Cast and voices
- Hosted by: Dan Taberski

Related
- Preceded by: Surviving Y2K
- Followed by: The Line

= Running From Cops =

2019 podcast by Dan Taberski

Running From Cops is a podcast hosted by Dan Taberski and produced by Pineapple Street Media and Topic Studios.

== Background ==
Running From Cops is the third installment in Taberski's Headlong series—the first and second being Missing Richard Simmons and Surviving Y2K respectively. The podcast was hosted by Dan Taberski and produced by Pineapple Street Media and Topic Studios. The podcast debuted in April 2019. The show explores the television program Cops and explores how the show distorts reality.

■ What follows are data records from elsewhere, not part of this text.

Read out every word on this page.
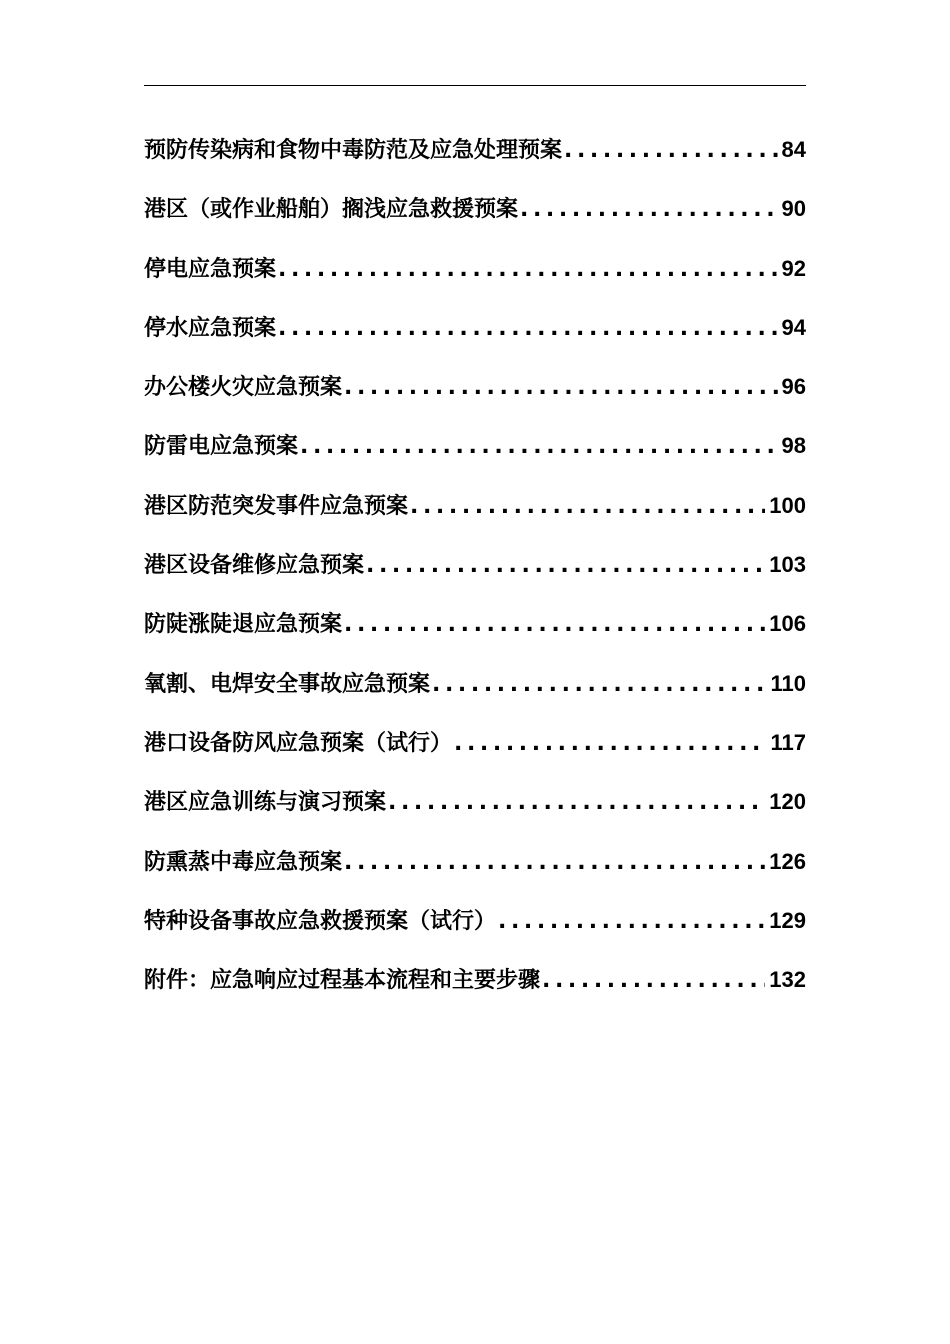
预防传染病和食物中毒防范及应急处理预案 .....	84
港区（或作业船舶）搁浅应急救援预案 .....	90
停电应急预案 .....	92
停水应急预案 .....	94
办公楼火灾应急预案 .....	96
防雷电应急预案 .....	98
港区防范突发事件应急预案 .....	100
港区设备维修应急预案 .....	103
防陡涨陡退应急预案 .....	106
氧割、电焊安全事故应急预案 .....	110
港口设备防风应急预案（试行） .....	117
港区应急训练与演习预案 .....	120
防熏蒸中毒应急预案 .....	126
特种设备事故应急救援预案（试行） .....	129
附件：应急响应过程基本流程和主要步骤 .....	132
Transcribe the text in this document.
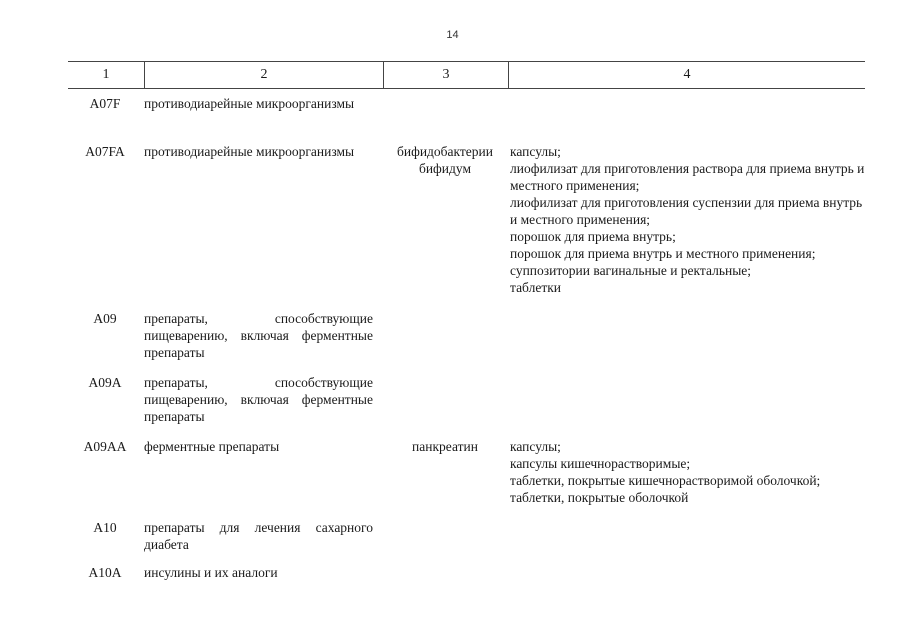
14
1	2	3	4
A07F	противодиарейные микроорганизмы
A07FA	противодиарейные микроорганизмы	бифидобактерии бифидум
капсулы;
лиофилизат для приготовления раствора для приема внутрь и местного применения;
лиофилизат для приготовления суспензии для приема внутрь и местного применения;
порошок для приема внутрь;
порошок для приема внутрь и местного применения;
суппозитории вагинальные и ректальные;
таблетки
A09	препараты, способствующие пищеварению, включая ферментные препараты
A09A	препараты, способствующие пищеварению, включая ферментные препараты
A09AA	ферментные препараты	панкреатин	капсулы;
капсулы кишечнорастворимые;
таблетки, покрытые кишечнорастворимой оболочкой;
таблетки, покрытые оболочкой
A10	препараты для лечения сахарного диабета
A10A	инсулины и их аналоги
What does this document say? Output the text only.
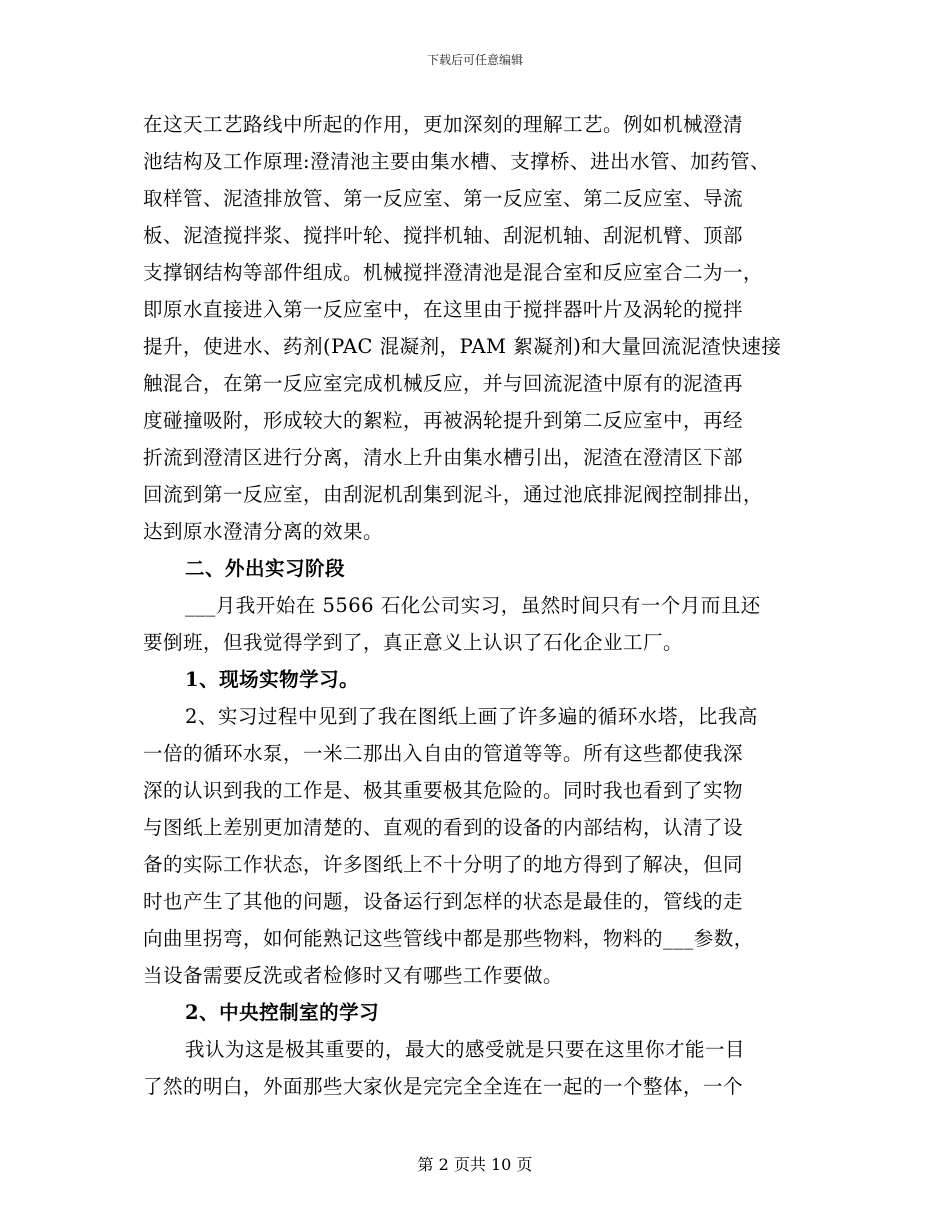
下载后可任意编辑
在这天工艺路线中所起的作用，更加深刻的理解工艺。例如机械澄清
池结构及工作原理:澄清池主要由集水槽、支撑桥、进出水管、加药管、
取样管、泥渣排放管、第一反应室、第一反应室、第二反应室、导流
板、泥渣搅拌浆、搅拌叶轮、搅拌机轴、刮泥机轴、刮泥机臂、顶部
支撑钢结构等部件组成。机械搅拌澄清池是混合室和反应室合二为一，
即原水直接进入第一反应室中，在这里由于搅拌器叶片及涡轮的搅拌
提升，使进水、药剂(PAC 混凝剂，PAM 絮凝剂)和大量回流泥渣快速接
触混合，在第一反应室完成机械反应，并与回流泥渣中原有的泥渣再
度碰撞吸附，形成较大的絮粒，再被涡轮提升到第二反应室中，再经
折流到澄清区进行分离，清水上升由集水槽引出，泥渣在澄清区下部
回流到第一反应室，由刮泥机刮集到泥斗，通过池底排泥阀控制排出，
达到原水澄清分离的效果。
二、外出实习阶段
___月我开始在 5566 石化公司实习，虽然时间只有一个月而且还
要倒班，但我觉得学到了，真正意义上认识了石化企业工厂。
1、现场实物学习。
2、实习过程中见到了我在图纸上画了许多遍的循环水塔，比我高
一倍的循环水泵，一米二那出入自由的管道等等。所有这些都使我深
深的认识到我的工作是、极其重要极其危险的。同时我也看到了实物
与图纸上差别更加清楚的、直观的看到的设备的内部结构，认清了设
备的实际工作状态，许多图纸上不十分明了的地方得到了解决，但同
时也产生了其他的问题，设备运行到怎样的状态是最佳的，管线的走
向曲里拐弯，如何能熟记这些管线中都是那些物料，物料的___参数，
当设备需要反洗或者检修时又有哪些工作要做。
2、中央控制室的学习
我认为这是极其重要的，最大的感受就是只要在这里你才能一目
了然的明白，外面那些大家伙是完完全全连在一起的一个整体，一个
第 2 页共 10 页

The first episode of the podcast discusses how Cops is still producing episodes even after 31 seasons and over 1,000 episodes. The third episode discusses how the show was criticized by a civil rights group. The podcast discusses how Cops has affected people. The podcast discusses how Cops has increased recruitment for police department. The podcast released a total of six episodes. Steve Greene wrote in IndieWire that the podcast "is the meticulous product of a year and a half of thorough and intensely focused societal examination." Laura Jane Standley and Eric Mcquade wrote in The Atlantic that Headlong is "excellent work" and that Running From Cops "[reveals] unexpected truths about American culture." Nic Dobija-Nootens wrote in Podcast Review that "[y]ou don't need to be familiar with Cops to appreciate the podcast's revelations."